THE GERMAN VOID
WHY THE VIRUS NARRATIVE DOES NOT ADD UP

The German Void

An investigation by

Covid-19 can insidiously hide anywhere. Even in a saltshaker. And by so doing even the simplest of gestures, such as passing a colleague the salt at the canteen, can act as a dangerous vehicle of infection. This is how on 22 January patient 5 and patient 4 of the Webasto cluster were infected, at the headquarters of the car component manufacturing company in Stockford, a residential area inhabited by 4000 people west of Munich in Bavaria. Maybe they did not even exchange glance.They might not even have exchanged glances. Back to back, sitting at two different tables. And yet two days later patient 5 already displayed the first symptoms: fever, nausea, vomit, cough, chest pains, fatigue, loss of appetite. The ways of Covid are infinite, and however accurate “contact tracing” might be, there is always some percentage of uncertainty.

“Another limitation of our study is that… not all infectious encounters could be reconstructed”; so reads an article published on 15 May on the science journal The Lancet, written by specialists of the Bavarian authority for Health and Food Safety at the Robert Koch Institute, of Berlin’s Charité University Hospital and other German health authorities. Those same experts who followed the developments of the cluster in Bavaria, to this day, the first example of human to human transmission in Europe. During the “exposure period”, following the arrival from Shanghai on January 19 in Stockdorf of a Chinese company employee who already manifested the first symptoms of Sars-Cov-2 ,”the company held business and social events”. “It is possible – the infectious disease specialists on Lancet add – that an infectious case might have met a successor case so briefly that neither of the two remembered the encounter.”

This is why those who, like Massimo Galli, director of the Department of Infectious Diseases at Milan’s Sacco Hospital, believe that the virus reached Lombardy at the end of January via the Stockdorf cluster, prefer to follow the “genetic trail” rather than tracking. According to the conclusions reached by his German colleagues the outbreak was isolated in a few weeks with a total of 16 people infected, 10 of which were company employees. According to the Sacco hospital expert, the virus could have travelled further, reaching the Lodigiano area, one of Italy’s first red zones. “Our data show that the Sars-Cov-2 isolates which infected the Italian patients involved in the early epidemic in northern Italy and also isolated from other European and Latin American patients reporting contacts with Italy, are closely related to the same strain isolated during one of the first European clusters which occurred in Bavaria in late January 2020”, we read in a study by the title “Genomic characterization and phylogenetic analysis of SARSCOV2 in Italy,” published by Galli on the Journal of Medical Virology on 24 March.

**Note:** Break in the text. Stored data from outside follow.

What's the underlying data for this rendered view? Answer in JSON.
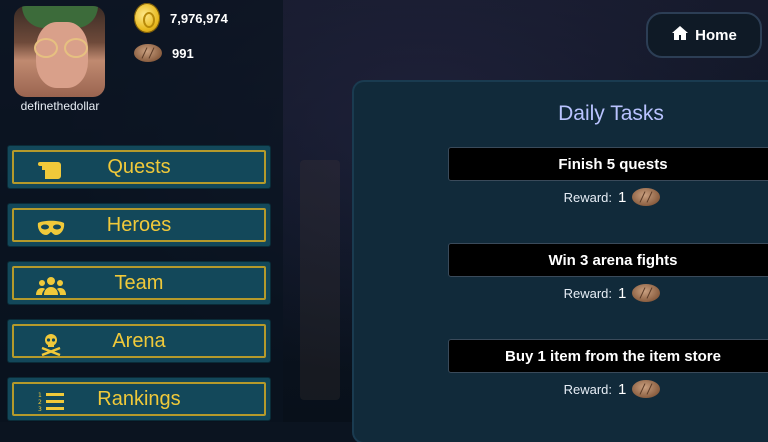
{
  "player": {
    "username": "definethedollar",
    "coins": "7,976,974",
    "bread": "991"
  },
  "home": {
    "label": "Home",
    "icon": "home-icon"
  },
  "menu": [
    {
      "label": "Quests",
      "icon": "scroll-icon"
    },
    {
      "label": "Heroes",
      "icon": "mask-icon"
    },
    {
      "label": "Team",
      "icon": "group-icon"
    },
    {
      "label": "Arena",
      "icon": "skull-crossbones-icon"
    },
    {
      "label": "Rankings",
      "icon": "ordered-list-icon"
    }
  ],
  "panel": {
    "title": "Daily Tasks",
    "reward_label": "Reward:",
    "tasks": [
      {
        "name": "Finish 5 quests",
        "reward": "1"
      },
      {
        "name": "Win 3 arena fights",
        "reward": "1"
      },
      {
        "name": "Buy 1 item from the item store",
        "reward": "1"
      }
    ]
  },
  "colors": {
    "menu_text": "#f0c93a",
    "menu_border": "#b59a2b",
    "menu_bg": "#13485a",
    "title": "#b9c3ff"
  }
}
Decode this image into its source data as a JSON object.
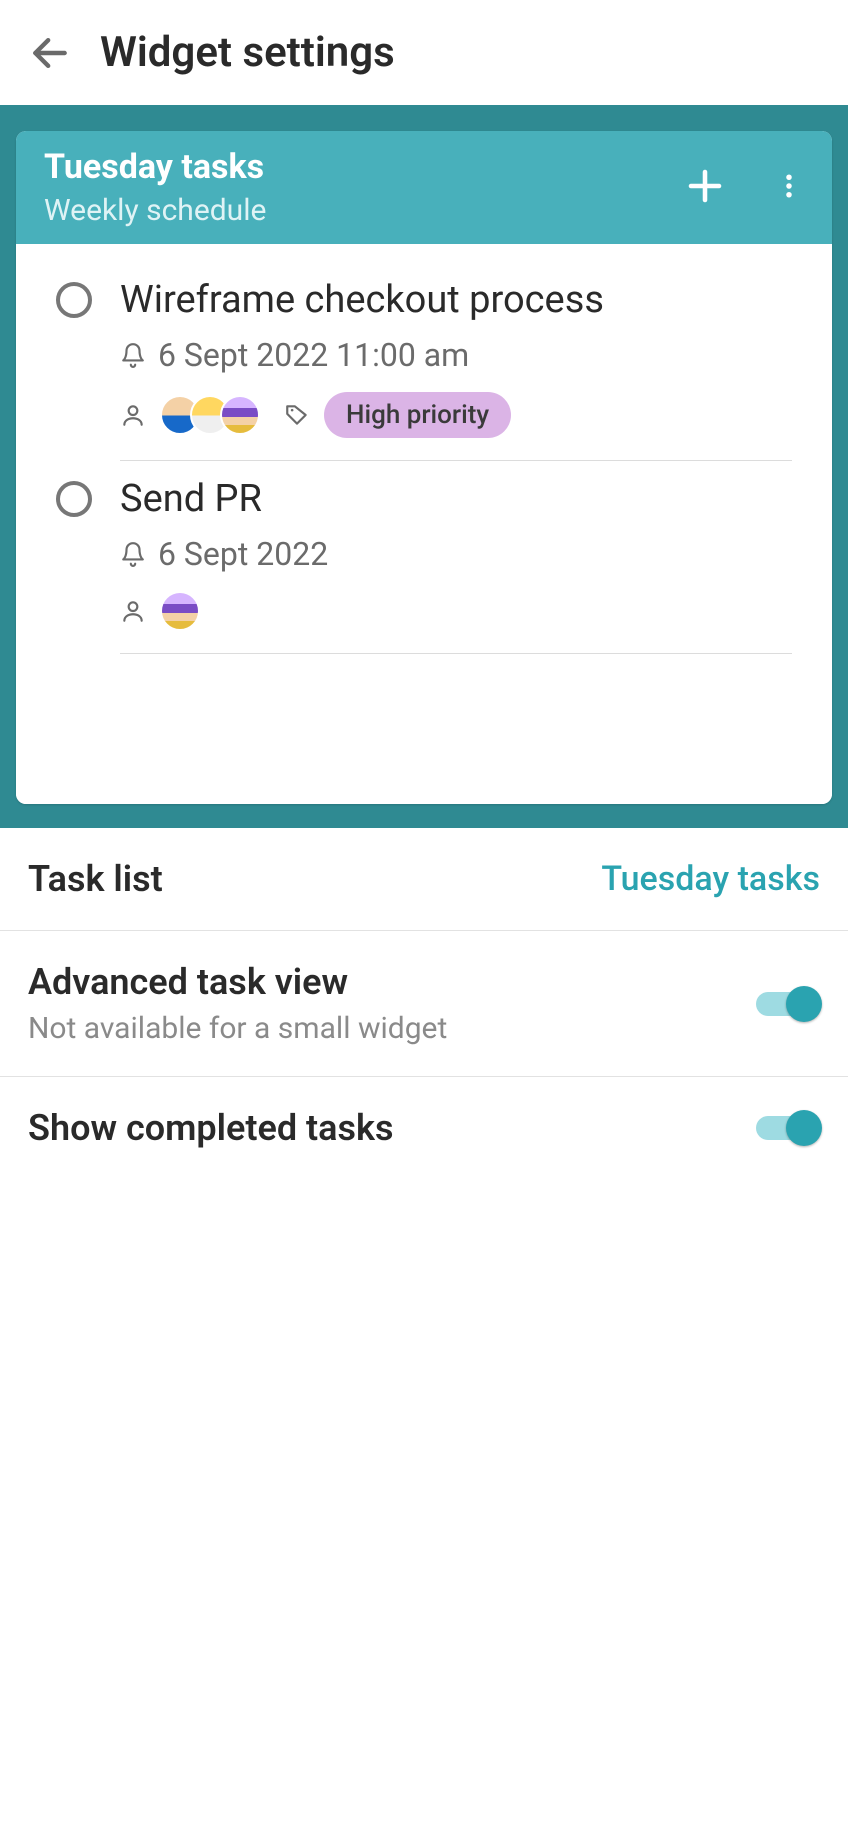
{
  "header": {
    "title": "Widget settings"
  },
  "widget": {
    "title": "Tuesday tasks",
    "subtitle": "Weekly schedule"
  },
  "tasks": [
    {
      "title": "Wireframe checkout process",
      "datetime": "6 Sept 2022 11:00 am",
      "assignees": [
        "a1",
        "a2",
        "a3"
      ],
      "tag": "High priority"
    },
    {
      "title": "Send PR",
      "datetime": "6 Sept 2022",
      "assignees": [
        "a3"
      ]
    }
  ],
  "settings": {
    "task_list": {
      "label": "Task list",
      "value": "Tuesday tasks"
    },
    "advanced": {
      "label": "Advanced task view",
      "sub": "Not available for a small widget",
      "on": true
    },
    "show_completed": {
      "label": "Show completed tasks",
      "on": true
    }
  },
  "colors": {
    "teal_bg": "#2f8a92",
    "teal_header": "#48b0bb",
    "accent": "#2aa3b0",
    "tag_bg": "#dbb4e6"
  }
}
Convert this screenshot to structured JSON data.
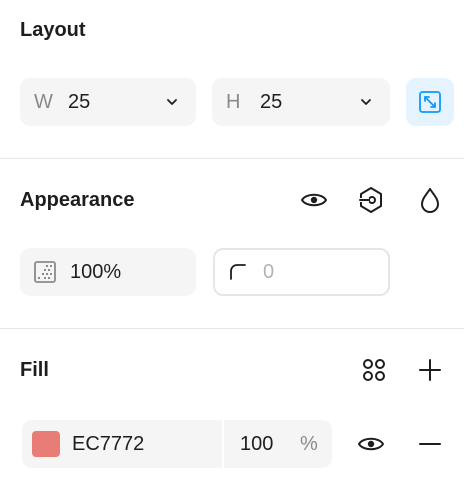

However, Webasto refutes Galli’s version, assuring that “none of the infected employees” travelled to Italy “during the months of January and February”. In a statement issued on 10 March the company specified that “none of the infected colleagues, nor any of their direct contacts, travelled to Italy after 27 January 2020”. It is unclear whether anybody did so before that date. We tried to investigate further by contacting the Bavarian company directly. However, when we asked whether any work or pleasure related travel to Italy before 27 January could be ruled out, that being the day when the employee from Shanghai tested positive to coronavirus, the answer was particularly vague. “ We know that theories have been published in Italy stating that the virus reached Italy though Webasto, while there are other medical theories, for example that of Berlin’s Charité hospital, which claim that that part of the virus is too dissimilar to be of the same origin”.

The numbers provided by the company on the infections also don’t add up. A statement issued on 11 February referred to 8 hospitalized cases: but on 4 February according to the figures provided in the report published by Lancet the number of infected patients was up to 16, 10 of which were Stockdorf employees. Another point also attracted our attention. In a series of interviews with infected company employees, drawn up and provided to us by Webasto itself, one of the employees describes how it felt to test positive. “I wasn’t too worried for myself” – he said– “but for the people I had been in contact with, including my young niece, my wife, my daughter and the friends I had been on holiday with on the snow. “

We asked the company if they knew exactly where the employee had gone skiing, however we received no answer on the subject. What is certain is that the Czech Republic is among the Germans’ favourite low cost skiing destinations, and while Switzerland is too expensive for many, Austria and Italy are very popular with   Bavarians. That the virus might have spread across the ski slopes remains but a mere assumption, yet the fact remains that it did get one of the infected employees worried. Moreover, how Covid reached Codogno remains a mystery to this day. However, the German version which refutes a priori that the virus was brought to the Lodigiano territory from Bavaria, still has many grey areas which need to be clarified.